Shadow IT is a serious problem for many organisations – so much so that the National Cyber Security Centre (NCSC) recently published guidance on managing the threat. Whilst it appears pretty innocuous alongside some of the other cases on this list, using unsanctioned devices and services can severely impact compliance programmes and impair IT’s ability to monitor and secure data flows. That’s the decision data protection regulator the Information Commissioner’s Office (ICO) made after reprimanding NHS Lanarkshire staff for sharing patients’ personal and clinical information, including images on over 500 separate occasions.

Although the WhatsApp group was initially set up to help staff communicate during the early days of the pandemic, it wasn’t approved for sharing patient data. The trust was lucky to escape without a massive fine.

“Mitigating these risks requires proper monitoring and governance,” Skillsoft CISO, Okey Obudulu, tells Assured Intelligence.

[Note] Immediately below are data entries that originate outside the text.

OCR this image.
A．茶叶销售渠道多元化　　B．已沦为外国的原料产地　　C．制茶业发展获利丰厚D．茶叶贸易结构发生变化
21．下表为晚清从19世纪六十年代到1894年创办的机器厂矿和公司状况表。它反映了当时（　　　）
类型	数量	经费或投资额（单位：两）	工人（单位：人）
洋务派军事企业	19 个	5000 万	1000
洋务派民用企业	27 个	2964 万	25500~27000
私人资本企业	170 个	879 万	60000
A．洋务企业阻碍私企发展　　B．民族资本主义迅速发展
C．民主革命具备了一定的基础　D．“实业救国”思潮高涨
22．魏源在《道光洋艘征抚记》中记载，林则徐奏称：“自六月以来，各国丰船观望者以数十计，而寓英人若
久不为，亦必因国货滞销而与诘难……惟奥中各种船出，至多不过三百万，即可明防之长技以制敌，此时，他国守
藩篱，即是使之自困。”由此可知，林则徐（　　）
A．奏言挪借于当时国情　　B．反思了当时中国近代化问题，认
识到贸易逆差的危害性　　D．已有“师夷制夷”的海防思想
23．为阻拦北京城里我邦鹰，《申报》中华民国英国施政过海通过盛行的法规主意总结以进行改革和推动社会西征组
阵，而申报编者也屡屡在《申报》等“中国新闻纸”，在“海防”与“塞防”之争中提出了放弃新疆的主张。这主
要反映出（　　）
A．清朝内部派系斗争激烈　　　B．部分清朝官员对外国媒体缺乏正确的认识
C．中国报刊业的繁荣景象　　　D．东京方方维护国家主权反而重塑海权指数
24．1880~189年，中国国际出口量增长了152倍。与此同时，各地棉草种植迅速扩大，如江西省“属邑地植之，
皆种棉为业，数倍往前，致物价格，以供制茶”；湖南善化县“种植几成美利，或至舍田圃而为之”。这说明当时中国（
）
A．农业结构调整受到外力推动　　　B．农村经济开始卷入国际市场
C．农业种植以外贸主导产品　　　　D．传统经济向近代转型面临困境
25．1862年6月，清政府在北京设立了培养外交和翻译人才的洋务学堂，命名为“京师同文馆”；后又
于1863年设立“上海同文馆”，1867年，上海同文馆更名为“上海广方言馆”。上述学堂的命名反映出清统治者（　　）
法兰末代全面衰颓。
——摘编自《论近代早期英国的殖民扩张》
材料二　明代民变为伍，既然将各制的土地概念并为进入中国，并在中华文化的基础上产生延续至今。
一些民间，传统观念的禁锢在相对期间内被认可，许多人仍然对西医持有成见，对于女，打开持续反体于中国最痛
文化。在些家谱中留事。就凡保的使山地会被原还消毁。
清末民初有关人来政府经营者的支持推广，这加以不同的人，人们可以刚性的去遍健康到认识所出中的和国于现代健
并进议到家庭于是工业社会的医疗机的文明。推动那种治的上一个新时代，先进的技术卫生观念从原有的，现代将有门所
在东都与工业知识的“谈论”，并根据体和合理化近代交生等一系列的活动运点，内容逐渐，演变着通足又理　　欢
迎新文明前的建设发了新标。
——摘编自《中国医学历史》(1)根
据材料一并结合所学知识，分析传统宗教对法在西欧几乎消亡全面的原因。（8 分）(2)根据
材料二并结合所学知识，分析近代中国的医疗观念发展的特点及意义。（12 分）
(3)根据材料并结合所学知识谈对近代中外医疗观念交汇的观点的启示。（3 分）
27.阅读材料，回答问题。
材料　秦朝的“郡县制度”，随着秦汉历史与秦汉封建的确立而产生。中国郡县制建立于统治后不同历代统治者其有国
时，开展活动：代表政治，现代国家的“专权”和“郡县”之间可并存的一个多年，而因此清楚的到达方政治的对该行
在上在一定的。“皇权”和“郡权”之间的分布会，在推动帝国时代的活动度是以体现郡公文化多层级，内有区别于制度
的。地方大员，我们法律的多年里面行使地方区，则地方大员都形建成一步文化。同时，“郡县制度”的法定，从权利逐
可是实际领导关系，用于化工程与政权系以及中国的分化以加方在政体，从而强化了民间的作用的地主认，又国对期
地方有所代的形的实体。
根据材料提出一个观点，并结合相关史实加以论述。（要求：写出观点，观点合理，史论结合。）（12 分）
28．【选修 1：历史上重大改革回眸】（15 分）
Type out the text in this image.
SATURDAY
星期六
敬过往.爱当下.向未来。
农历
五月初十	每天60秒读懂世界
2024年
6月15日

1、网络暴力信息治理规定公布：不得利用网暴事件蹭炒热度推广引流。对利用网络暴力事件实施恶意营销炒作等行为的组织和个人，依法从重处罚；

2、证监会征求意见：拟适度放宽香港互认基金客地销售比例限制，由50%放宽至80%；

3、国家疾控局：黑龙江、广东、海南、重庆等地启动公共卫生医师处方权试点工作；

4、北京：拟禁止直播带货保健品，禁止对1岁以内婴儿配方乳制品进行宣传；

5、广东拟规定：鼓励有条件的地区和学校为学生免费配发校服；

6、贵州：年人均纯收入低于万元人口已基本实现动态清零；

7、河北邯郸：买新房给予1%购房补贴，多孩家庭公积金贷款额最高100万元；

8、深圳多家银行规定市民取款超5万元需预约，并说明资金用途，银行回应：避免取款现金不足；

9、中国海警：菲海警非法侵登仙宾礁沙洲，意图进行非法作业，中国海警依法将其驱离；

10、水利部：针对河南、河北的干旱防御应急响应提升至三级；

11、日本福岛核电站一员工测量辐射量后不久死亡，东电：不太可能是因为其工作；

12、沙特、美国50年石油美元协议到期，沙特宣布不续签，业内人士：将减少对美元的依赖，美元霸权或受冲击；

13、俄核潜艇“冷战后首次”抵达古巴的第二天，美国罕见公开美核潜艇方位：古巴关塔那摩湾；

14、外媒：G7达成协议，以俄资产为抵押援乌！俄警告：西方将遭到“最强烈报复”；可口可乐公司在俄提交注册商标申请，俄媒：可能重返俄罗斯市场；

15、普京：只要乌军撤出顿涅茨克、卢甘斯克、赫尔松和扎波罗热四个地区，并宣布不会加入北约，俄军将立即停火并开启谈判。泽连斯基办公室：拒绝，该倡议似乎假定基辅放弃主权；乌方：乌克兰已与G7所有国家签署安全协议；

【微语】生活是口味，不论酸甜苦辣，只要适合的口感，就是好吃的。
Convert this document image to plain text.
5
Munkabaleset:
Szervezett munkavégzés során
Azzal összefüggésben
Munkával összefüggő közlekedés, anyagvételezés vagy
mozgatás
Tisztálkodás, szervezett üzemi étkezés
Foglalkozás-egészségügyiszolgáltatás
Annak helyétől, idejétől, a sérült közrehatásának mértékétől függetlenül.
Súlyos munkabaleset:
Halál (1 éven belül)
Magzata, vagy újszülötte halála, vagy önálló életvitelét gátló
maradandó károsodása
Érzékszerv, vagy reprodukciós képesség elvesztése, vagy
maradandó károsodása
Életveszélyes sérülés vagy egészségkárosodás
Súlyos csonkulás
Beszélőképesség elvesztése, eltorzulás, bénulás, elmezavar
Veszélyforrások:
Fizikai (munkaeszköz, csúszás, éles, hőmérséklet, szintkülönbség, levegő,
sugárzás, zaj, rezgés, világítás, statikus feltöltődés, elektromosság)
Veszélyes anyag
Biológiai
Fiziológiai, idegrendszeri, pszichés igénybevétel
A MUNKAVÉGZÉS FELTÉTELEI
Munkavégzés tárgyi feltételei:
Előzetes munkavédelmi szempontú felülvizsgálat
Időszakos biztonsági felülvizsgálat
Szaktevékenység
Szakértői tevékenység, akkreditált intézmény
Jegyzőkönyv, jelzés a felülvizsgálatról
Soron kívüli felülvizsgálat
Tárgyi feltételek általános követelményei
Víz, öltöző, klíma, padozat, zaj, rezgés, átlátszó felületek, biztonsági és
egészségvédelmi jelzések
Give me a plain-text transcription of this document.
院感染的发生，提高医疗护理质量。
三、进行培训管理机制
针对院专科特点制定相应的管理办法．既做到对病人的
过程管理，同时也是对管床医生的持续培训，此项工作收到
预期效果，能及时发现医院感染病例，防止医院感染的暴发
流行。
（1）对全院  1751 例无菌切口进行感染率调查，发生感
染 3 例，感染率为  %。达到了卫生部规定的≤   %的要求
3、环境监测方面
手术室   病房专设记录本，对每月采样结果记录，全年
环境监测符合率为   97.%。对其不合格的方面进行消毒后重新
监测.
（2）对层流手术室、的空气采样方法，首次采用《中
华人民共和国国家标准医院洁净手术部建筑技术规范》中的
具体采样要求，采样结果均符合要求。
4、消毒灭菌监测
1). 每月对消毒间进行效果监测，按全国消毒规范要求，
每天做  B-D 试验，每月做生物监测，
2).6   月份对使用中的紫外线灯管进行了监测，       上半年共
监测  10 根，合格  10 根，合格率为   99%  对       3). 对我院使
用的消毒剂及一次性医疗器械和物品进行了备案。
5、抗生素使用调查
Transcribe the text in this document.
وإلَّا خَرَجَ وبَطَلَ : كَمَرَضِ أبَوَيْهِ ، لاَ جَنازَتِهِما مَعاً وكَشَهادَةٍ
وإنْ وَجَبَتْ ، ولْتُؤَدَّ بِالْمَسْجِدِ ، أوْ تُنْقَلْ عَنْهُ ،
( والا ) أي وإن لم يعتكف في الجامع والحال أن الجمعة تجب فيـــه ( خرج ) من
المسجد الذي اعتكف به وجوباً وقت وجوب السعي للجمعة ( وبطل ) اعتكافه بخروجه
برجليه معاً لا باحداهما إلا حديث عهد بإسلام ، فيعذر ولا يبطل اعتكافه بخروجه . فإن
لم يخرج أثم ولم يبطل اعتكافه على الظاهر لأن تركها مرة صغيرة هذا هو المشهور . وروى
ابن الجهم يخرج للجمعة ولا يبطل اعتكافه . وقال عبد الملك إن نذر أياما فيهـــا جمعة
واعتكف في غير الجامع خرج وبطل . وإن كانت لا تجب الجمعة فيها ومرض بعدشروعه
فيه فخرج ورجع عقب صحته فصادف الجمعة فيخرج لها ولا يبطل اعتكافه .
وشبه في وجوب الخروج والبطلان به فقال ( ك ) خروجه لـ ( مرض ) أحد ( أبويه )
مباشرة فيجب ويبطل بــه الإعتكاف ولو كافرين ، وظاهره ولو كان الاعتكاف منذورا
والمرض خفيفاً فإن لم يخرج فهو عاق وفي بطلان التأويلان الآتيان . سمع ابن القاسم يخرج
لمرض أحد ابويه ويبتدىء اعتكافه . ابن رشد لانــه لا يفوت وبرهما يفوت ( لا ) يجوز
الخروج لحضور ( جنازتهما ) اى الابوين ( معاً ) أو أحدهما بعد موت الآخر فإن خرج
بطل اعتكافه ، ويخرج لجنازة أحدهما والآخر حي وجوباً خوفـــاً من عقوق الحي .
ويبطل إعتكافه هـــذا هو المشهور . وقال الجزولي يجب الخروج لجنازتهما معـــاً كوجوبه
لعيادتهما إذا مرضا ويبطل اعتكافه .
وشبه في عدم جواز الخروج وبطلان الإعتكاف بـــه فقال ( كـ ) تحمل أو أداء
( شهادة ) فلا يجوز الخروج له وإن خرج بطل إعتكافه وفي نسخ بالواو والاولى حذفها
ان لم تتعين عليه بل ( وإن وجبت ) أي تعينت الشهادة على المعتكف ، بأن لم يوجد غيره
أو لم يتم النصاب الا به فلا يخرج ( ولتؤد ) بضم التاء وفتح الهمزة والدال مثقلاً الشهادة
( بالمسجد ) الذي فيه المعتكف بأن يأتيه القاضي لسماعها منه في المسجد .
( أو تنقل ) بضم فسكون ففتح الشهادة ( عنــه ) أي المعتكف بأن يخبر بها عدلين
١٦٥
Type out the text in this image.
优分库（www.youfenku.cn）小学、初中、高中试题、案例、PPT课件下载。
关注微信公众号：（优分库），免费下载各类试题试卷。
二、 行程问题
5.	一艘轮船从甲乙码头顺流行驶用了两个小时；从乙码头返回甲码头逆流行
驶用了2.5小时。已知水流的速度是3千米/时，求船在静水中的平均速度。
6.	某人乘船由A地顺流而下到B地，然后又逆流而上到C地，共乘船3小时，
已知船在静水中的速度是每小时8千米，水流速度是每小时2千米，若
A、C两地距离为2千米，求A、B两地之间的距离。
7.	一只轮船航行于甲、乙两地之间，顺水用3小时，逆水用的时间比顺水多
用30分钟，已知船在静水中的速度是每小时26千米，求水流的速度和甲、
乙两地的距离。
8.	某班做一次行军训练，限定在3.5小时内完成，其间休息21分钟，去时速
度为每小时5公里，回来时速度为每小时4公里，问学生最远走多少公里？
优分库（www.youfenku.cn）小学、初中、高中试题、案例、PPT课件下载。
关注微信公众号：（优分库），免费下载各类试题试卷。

“When it comes to shadow IT, CISOs should conduct a risk assessment and develop policies for employees around corporate use before making any app available to download. These policies must be clear and prescriptive, supplemented with training that ensures every employee understands best practices.”

5: The worst-case scenario, Nickolas Sharp:

Perhaps the most egregious example of an insider threat is the case of former Ubiquiti engineer Nickolas Sharp. He was sentenced in May to six years in prison for stealing tens of gigabytes of confidential data, demanding a $1.9m ransom from his former employer, and then publishing the data when his demands were refused. To make matters worse, he posed as a whistleblower, alleging Ubiquiti had mishandled and downplayed the breach he perpetrated, planting false reports which cost the firm a loss of over $4bn in value.

Sharp apparently executed his plan out of sheer greed, having already lined up another job elsewhere before stealing the data in question. As a software engineer, he went to great lengths to hide his tracks and was only discovered after an internet outage temporarily took offline the VPN he was using to stay hidden.

Better communication between IT and other teams can help to mitigate malicious threats like this, says ConnectWise’s Beggs.

“CISOs should work with these teams to identify any behavioural challenges employees may be having, undertaking enhanced monitoring if needed,” he argues. “Cross-office collaboration provides a better understanding of departure motivations, helping alert security teams if access needs to be terminated.”

Skillsoft’s Obudulu adds that IT should continuously review access privileges across files, tools and systems.

“This will ensure only relevant people have access to important information such as financial records,” he argues. “Given nearly one-third of employers have suffered a website hack due to ineffective offboarding, CISOs also need a proper strategy to revoke administrative access and deactivate accounts during the offboarding process.”